Data Echoing

Oct 03, 2021

Discussing an approach claimed to speed up the training process for large data pipelines with upstream bottlenecks.

At the bottom make sure to check the threads since the last issue if you were away from Twitter.

Thanks for coming here!

The Problem

Imagine creating a data pipeline for a machine learning solution. It takes streamlining a number of processes, from data reading, augmenting to batching and training. The time for the entire process to run could be a lot.

How can it be reduced? By using accelerators.

Use GPUs, TPUs, and the pipeline would thrive time-wise. But what if it's not satisfactory, can we keep improving the hardware and the speed would keep improving? No. The accelerators used are only effective for part of the process, not the whole.

We create batches of data for the training process, the batch is used by the optimizer to take one step in the right direction. Then for the next step, a fresh batch would need to be created may be from the hard drive or a cloud bucket.

But what if the data is not on the hard drive or in a convenient bucket, what if it's compressed data in terabytes?

The data loading and the reading process would suck!

The accelerator used would be sitting idle, so it wouldn't matter whether it's a 50$ GPU or million-dollar TPU if it's only speeding up the update step. Even if you prefetch the batch before it's requested, it's not super effective if the bottleneck is data loading and reading.

The Alternative

People at Google Research came up with something called Data Echoing to combat this problem.

In a nutshell,

Data Echoing is repeating the batch of data that has already been fetched while the new batch is being fetched.

Now, before any of you revolt, I know the idea seems somewhat counterintuitive at first glance.
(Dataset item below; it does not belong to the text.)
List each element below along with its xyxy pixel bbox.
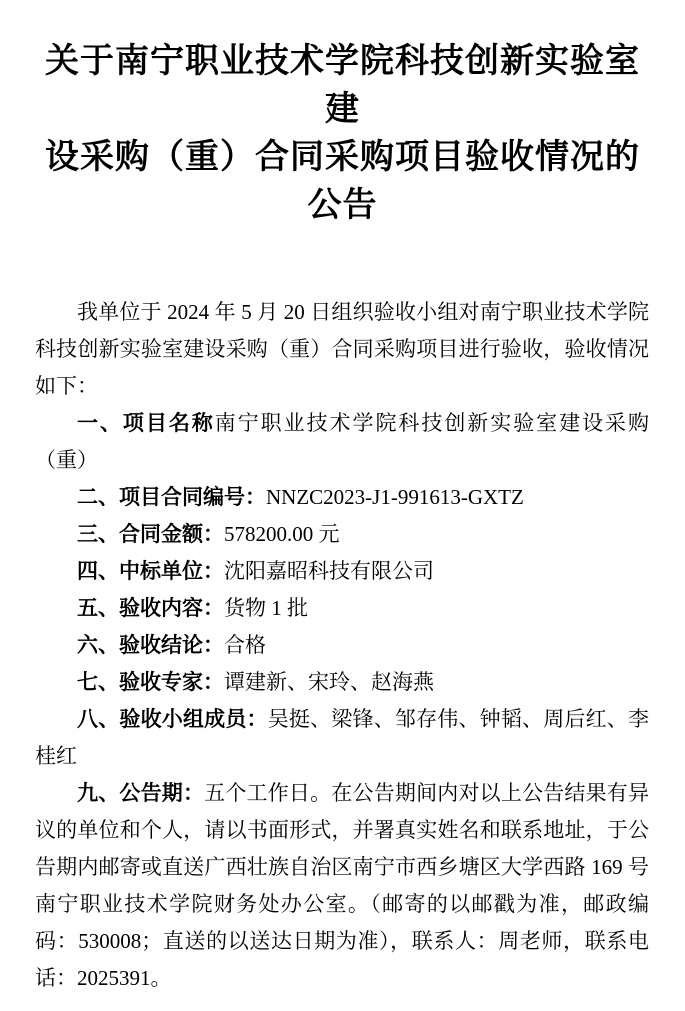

You may argue that how would repeating the data help?

First of all, we can agree that it won't harm at the very least, yes?

Yes! alright.

So helpfulness of the repeated data could depend on where in the pipeline it's being repeated.
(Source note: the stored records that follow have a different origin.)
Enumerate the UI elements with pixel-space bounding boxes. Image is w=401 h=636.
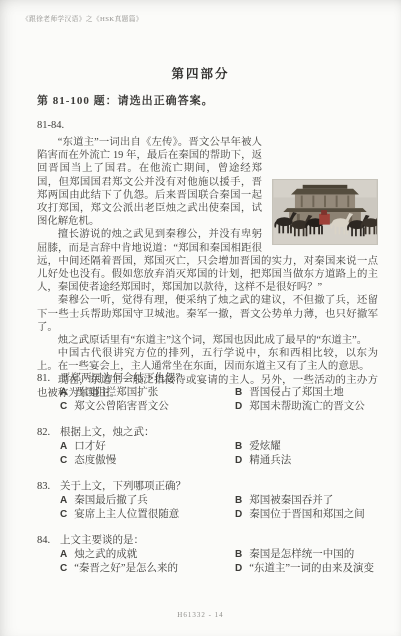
option-text: “东道主”一词的由来及演变 [249,563,374,574]
option-label: A [60,387,67,398]
options-grid: A口才好 B爱炫耀 C态度傲慢 D精通兵法 [60,440,382,468]
options-grid: A秦国最后撤了兵 B郑国被秦国吞并了 C宴席上主人位置很随意 D秦国位于晋国和郑… [60,494,382,522]
option-label: B [235,441,242,452]
option-a: A口才好 [60,440,235,454]
option-a: A秦国最后撤了兵 [60,494,235,508]
passage-paragraph: 中国古代很讲究方位的排列，五行学说中，东和西相比较，以东为上。在一些宴会上，主人… [37,347,378,373]
option-label: C [60,455,67,466]
option-text: 精通兵法 [249,455,291,466]
option-text: 烛之武的成就 [74,549,137,560]
option-text: 郑国未帮助流亡的晋文公 [249,401,365,412]
options-grid: A晋国阻拦郑国扩张 B晋国侵占了郑国土地 C郑文公曾陷害晋文公 D郑国未帮助流亡… [60,386,382,414]
option-text: “秦晋之好”是怎么来的 [74,563,178,574]
option-label: B [235,387,242,398]
option-label: A [60,495,67,506]
option-c: C郑文公曾陷害晋文公 [60,400,235,414]
option-d: D精通兵法 [235,454,382,468]
option-label: B [235,549,242,560]
option-label: A [60,441,67,452]
option-label: D [235,401,242,412]
option-label: D [235,455,242,466]
option-b: B郑国被秦国吞并了 [235,494,382,508]
option-c: C宴席上主人位置很随意 [60,508,235,522]
option-label: B [235,495,242,506]
option-label: C [60,563,67,574]
question-stem: 上文主要谈的是： [60,534,144,548]
option-text: 郑国被秦国吞并了 [249,495,333,506]
passage-paragraph: 秦穆公一听，觉得有理，便采纳了烛之武的建议，不但撤了兵，还留下一些士兵帮助郑国守… [37,294,378,334]
passage-paragraph: 烛之武原话里有“东道主”这个词，郑国也因此成了最早的“东道主”。 [37,334,378,347]
passage-photo [272,179,378,245]
option-label: C [60,509,67,520]
option-b: B爱炫耀 [235,440,382,454]
question-81: 81. 晋郑两国为何会结下仇怨？ A晋国阻拦郑国扩张 B晋国侵占了郑国土地 C郑… [37,372,382,414]
option-label: A [60,549,67,560]
booklet-title: 《跟徐老师学汉语》之《HSK真题篇》 [22,13,143,23]
option-d: D秦国位于晋国和郑国之间 [235,508,382,522]
horse-statues-photo-graphic [273,180,377,244]
page-code: H61332 - 14 [0,611,401,619]
option-text: 爱炫耀 [249,441,281,452]
option-a: A烛之武的成就 [60,548,235,562]
section-instruction: 第 81-100 题：请选出正确答案。 [37,92,214,108]
questions-section: 81. 晋郑两国为何会结下仇怨？ A晋国阻拦郑国扩张 B晋国侵占了郑国土地 C郑… [37,372,382,588]
question-number: 82. [37,426,60,440]
options-grid: A烛之武的成就 B秦国是怎样统一中国的 C“秦晋之好”是怎么来的 D“东道主”一… [60,548,382,576]
option-b: B晋国侵占了郑国土地 [235,386,382,400]
option-c: C态度傲慢 [60,454,235,468]
option-text: 晋国侵占了郑国土地 [249,387,344,398]
reading-passage: “东道主”一词出自《左传》。晋文公早年被人陷害而在外流亡 19 年，最后在秦国的… [37,136,378,400]
option-text: 秦国是怎样统一中国的 [249,549,354,560]
option-text: 态度傲慢 [74,455,116,466]
question-stem: 关于上文，下列哪项正确？ [60,480,186,494]
option-text: 秦国最后撤了兵 [74,495,148,506]
option-label: C [60,401,67,412]
question-stem: 根据上文，烛之武： [60,426,155,440]
option-text: 郑文公曾陷害晋文公 [74,401,169,412]
option-c: C“秦晋之好”是怎么来的 [60,562,235,576]
option-label: D [235,509,242,520]
item-range-label: 81-84. [37,120,64,131]
part-title: 第四部分 [0,64,401,82]
question-number: 81. [37,372,60,386]
scanned-test-page: 《跟徐老师学汉语》之《HSK真题篇》 第四部分 第 81-100 题：请选出正确… [0,0,401,636]
question-number: 84. [37,534,60,548]
question-84: 84. 上文主要谈的是： A烛之武的成就 B秦国是怎样统一中国的 C“秦晋之好”… [37,534,382,576]
option-text: 晋国阻拦郑国扩张 [74,387,158,398]
option-text: 口才好 [74,441,106,452]
option-label: D [235,563,242,574]
question-82: 82. 根据上文，烛之武： A口才好 B爱炫耀 C态度傲慢 D精通兵法 [37,426,382,468]
option-text: 秦国位于晋国和郑国之间 [249,509,365,520]
question-stem: 晋郑两国为何会结下仇怨？ [60,372,186,386]
option-d: D郑国未帮助流亡的晋文公 [235,400,382,414]
question-83: 83. 关于上文，下列哪项正确？ A秦国最后撤了兵 B郑国被秦国吞并了 C宴席上… [37,480,382,522]
question-number: 83. [37,480,60,494]
option-b: B秦国是怎样统一中国的 [235,548,382,562]
option-d: D“东道主”一词的由来及演变 [235,562,382,576]
option-a: A晋国阻拦郑国扩张 [60,386,235,400]
option-text: 宴席上主人位置很随意 [74,509,179,520]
Before we discuss that we can agree on one more point that whether it helps or not, it's certainly better to try that than letting the accelerator sit idle, yes?

Yes! great.

Considering the below form of the pipeline, which is very generic in several machine learning tasks,

The data can be echoed in two ways

Before and after batching
Before and after augmentation

Before batching would mean the examples are shuffled and repeated, so it's example echoing and a batch can have the same examples as well. After the batch would mean batch echoing, repeating the exact batch would not have any same examples within one.

Before augmentation, the echoed examples would be shuffled and randomly augmented, making even the same examples slightly varied, more similar to fresh examples. While after the augmentation could be less effective and also be influenced by how much it's shuffled.
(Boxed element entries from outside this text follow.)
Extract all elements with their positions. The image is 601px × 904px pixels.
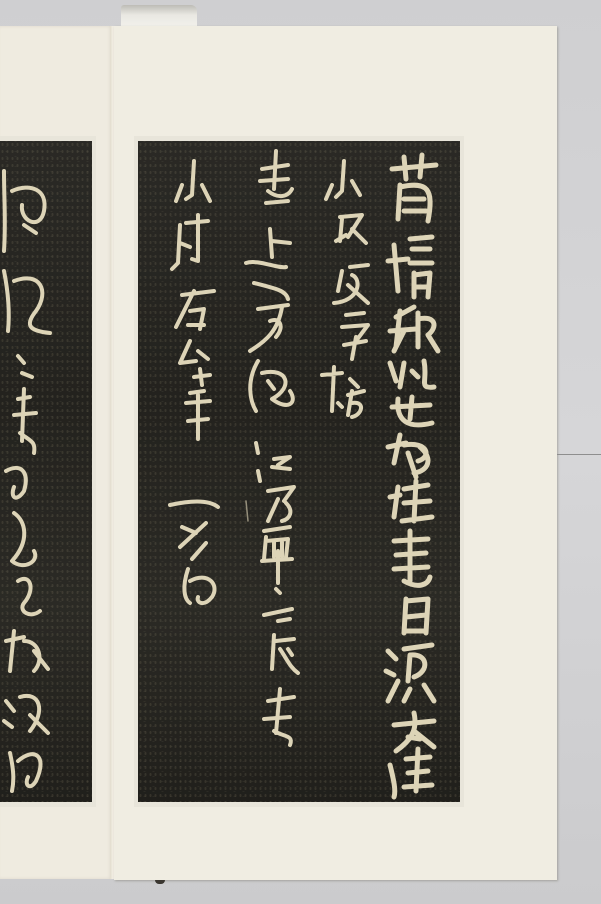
right-rubbing-panel: 莫情報以志杳杳生垂日涼來逢 不及致字憶 幸上何也未承軍一不去 不付石今年一勿何 [138,141,460,802]
column-4-strokes [170,161,218,603]
bookmark-tab [121,5,197,27]
left-calligraphy-strokes [0,141,92,802]
column-2-strokes [322,161,368,417]
right-calligraphy-strokes [138,141,460,802]
page-mark [155,880,165,884]
column-1-strokes [386,155,438,797]
table-edge-line [557,454,601,455]
left-rubbing-panel: 想觀之甚如乃敢深何 [0,141,92,802]
column-3-strokes [246,151,298,745]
So, if we consider that loading a batch of data from a cloud resource in our pipeline takes twice as much time in an epoch as the rest of the process (or as they are referred to as upstream operations) the accelerator would be idle for 50% of the total time. Echoing by a factor of 2 (repeating twice each example) can help converge a little faster than baseline.

Now take a guess which of the approaches discussed above gives the most fruitful results?

Before augmentation echoing, of course. The random data augmentation is a real value-for-computation operation in the pipeline.

The way researchers measured data echoing was not through wallclock time. Why? Because it can vary with individual hardware, frameworks, and gazillion other factors. What they did use was a proportional proxy metric.

They set a target accuracy to reach, say 91%, and measured how many fresh examples were needed in each of the approaches to get to that target performance. Clever eh!

This was tested on several tasks, like NLP with transformers, Computer Vision on datasets like Imagenet, CIFAR-10, SSD on COCO dataset, etc. Let's see the performance chart for one of them.

The dashed line indicates the expected values if the repeated examples were just as useful as the fresh examples. It can be observed that the echoing before augmentation is so darn close to that! The echo after augmentation is slightly less valuable and batch echoing the least of the three.

But all of them performed better than the baseline. This goes to show that echoing is definitely not an arrow in the void.

There are more experiments tested, like the value of the echo factors and their impact, also what role do the different batch sizes play in this. The technique was still very effective for a range of echo factor values and larger batch sizes resulted in better results than smaller ones.

There are a lot of nitty-gritty details in this technique that I am sparing to keep it less boring.

If you're a TensorFlow person, you'll be glad to know that this echo technique can be applied by just adding this statement where you want it in the pipeline.

dataset.flat_map( lambda t: tf.data.Dataset.from_tensors(t).repeat(e))

Takeaways

Data Echo is repeating data batch while the next one is fetched.
It does work and is great for hardware utilization.
If reading data is the bottleneck then before augmentation echoing works the best.
Works for vision tasks, language modeling, object detection.
Relatively simple to implement.

---